Research and Hypothesis about Theory 

    Articles about this theory contain examples of testable research concepts and hypotheses that can be deduced from it. In addition, this literature contains hypothetical cases that ground the theory in reality and illustrate its use with surgical patients and in clinical research (Good, 1998, 2004). 

    It has been republished in part in a textbook of theory development (McEwen, 2002), and practicing nurses taking graduate courses ask about its usefulness for research and practice.

    When the theory was created, it was based on empirical support for two of its three propositions and on a consensus of experts for the third one about patient teaching and goal setting (Acute Pain Management Guideline Panel, 1992; Good & Moore, 1996). 

    Since then, there have been research findings that support the effect of nonpharmacological therapies in providing additional pain relief when used with analgesics after surgery (Good & Chin, 1998; Good et al., 2001; Good et al., 1999; Roykulcharoen & Good , in press). 

    These studies took place in the US, Taiwan, and Thailand. The largest was a randomized controlled trial of 500 abdominal surgical patients in the US, which demonstrated that jaw relaxation, music, and the combination of both had a small to medium effect size compared to analgesics alone. 

    Supported by the National Institute of Nursing Research (NINR), the interventions were effective on postoperative days 1 and 2 and at ambulation and rest (Good et al., 1999). The same music as used in the US study had large effects after gynecological surgery in Kaohsiung, Taiwan (Good & Chin). 

    A test of a longer, whole-body relaxation technique resulted in a large effect size in postoperative abdominal surgical patients in Bangkok, Thailand (Roykulcharoen & Good). 

    A current randomized controlled trial, funded by NINR, is underway to study the effects of nonpharmacological interventions on side effects of opioids after surgery and also the effects of patient teaching for pain management (Good, Anderson, Albert, & Wotman, 2001-2005).

Critical Review

    Critical reviews of this theory have noted the clear theoretical and operational definitions given and the clarity and consistency in the use of concepts and prescriptive propositions, making it easy to test in randomized controlled trials (Moore, SM, 2004; Suppe, 1996). 

    The theory presents a comprehensive approach to clinical management of acute pain, yet with only three propositions it is fairly parsimonious, which is important when teaching it to others.

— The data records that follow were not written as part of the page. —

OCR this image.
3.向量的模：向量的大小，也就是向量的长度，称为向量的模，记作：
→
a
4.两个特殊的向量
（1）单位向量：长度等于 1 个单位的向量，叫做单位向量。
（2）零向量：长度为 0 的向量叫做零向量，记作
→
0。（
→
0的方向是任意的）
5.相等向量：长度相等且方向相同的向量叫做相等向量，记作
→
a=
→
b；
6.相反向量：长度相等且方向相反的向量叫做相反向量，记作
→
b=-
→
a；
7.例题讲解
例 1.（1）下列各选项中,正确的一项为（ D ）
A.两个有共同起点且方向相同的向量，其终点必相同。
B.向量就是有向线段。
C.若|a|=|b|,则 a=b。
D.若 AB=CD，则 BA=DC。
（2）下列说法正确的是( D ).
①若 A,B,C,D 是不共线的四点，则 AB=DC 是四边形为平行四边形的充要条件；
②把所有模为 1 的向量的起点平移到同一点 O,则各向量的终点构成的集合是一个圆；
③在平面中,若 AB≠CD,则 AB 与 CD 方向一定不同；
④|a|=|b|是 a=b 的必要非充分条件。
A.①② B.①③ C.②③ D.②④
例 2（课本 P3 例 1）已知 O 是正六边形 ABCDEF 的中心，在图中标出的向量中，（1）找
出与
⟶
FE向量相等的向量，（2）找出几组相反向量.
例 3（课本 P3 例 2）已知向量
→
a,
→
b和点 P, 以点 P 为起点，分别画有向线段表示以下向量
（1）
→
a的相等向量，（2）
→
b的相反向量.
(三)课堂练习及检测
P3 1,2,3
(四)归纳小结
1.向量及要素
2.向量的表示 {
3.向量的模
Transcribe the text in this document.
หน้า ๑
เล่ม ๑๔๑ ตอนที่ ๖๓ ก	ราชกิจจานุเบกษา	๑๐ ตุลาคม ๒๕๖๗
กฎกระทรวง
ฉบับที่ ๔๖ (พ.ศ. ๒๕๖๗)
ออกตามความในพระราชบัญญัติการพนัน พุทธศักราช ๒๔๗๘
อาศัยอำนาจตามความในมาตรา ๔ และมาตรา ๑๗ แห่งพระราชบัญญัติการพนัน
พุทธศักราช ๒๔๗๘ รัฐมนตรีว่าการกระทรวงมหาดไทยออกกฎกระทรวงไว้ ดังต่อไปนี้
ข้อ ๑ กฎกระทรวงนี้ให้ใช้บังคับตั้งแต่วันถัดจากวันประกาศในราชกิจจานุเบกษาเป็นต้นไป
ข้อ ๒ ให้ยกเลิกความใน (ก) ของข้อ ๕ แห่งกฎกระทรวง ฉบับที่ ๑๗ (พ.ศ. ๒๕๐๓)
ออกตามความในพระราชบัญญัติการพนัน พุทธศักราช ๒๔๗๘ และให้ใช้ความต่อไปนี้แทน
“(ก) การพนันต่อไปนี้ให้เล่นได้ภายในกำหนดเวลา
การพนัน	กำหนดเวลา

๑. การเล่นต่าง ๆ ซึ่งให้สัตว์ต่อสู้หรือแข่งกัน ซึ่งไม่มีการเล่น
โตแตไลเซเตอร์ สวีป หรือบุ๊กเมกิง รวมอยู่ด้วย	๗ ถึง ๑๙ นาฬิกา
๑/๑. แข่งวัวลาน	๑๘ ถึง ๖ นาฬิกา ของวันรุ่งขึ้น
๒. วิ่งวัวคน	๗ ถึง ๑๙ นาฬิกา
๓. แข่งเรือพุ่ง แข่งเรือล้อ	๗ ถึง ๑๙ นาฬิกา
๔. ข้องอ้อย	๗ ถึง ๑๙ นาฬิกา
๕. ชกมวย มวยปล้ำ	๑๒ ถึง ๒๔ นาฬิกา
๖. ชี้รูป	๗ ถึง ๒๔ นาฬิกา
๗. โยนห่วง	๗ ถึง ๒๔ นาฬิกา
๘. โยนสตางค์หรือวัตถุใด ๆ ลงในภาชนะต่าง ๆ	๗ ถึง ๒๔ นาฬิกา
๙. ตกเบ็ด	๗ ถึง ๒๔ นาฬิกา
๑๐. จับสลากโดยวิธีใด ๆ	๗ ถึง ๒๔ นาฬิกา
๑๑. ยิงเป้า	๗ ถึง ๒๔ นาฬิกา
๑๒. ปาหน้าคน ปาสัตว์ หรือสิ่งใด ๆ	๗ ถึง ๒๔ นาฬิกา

It is reality based, as is evident in the assumptions, concept names, and principles; they are in terms that practicing nurses can easily understand and use. 

    The criteria for a theory in the middle range are met. It is narrow in scope because it is limited to acute pain. It is appropriate for testing because hypotheses can be deduced. Nevertheless, it is abstract enough to be useful in practice (Moore, SM).

Why Pain Management is Important 

    Pain management is important to quality of life. Surgical events are critical stressors in people's lives a few days when nursing interventions are key factors in preventing ongoing pain and in patients' satisfaction and memory of the event. Pain is a complex phenomenon because human response to pain varies greatly. 

    Pain management is central to good nursing care and relief calls for continual growth of prescriptive knowledge for practitioners. Mid-range theories that clearly and parsimoniously describe this knowledge for nurses can help meet this basic human need in our society.     

    Although more research on the theory is needed and encouraged, what is known thus far can be used to educate the next generation of nurses on management of acute pain.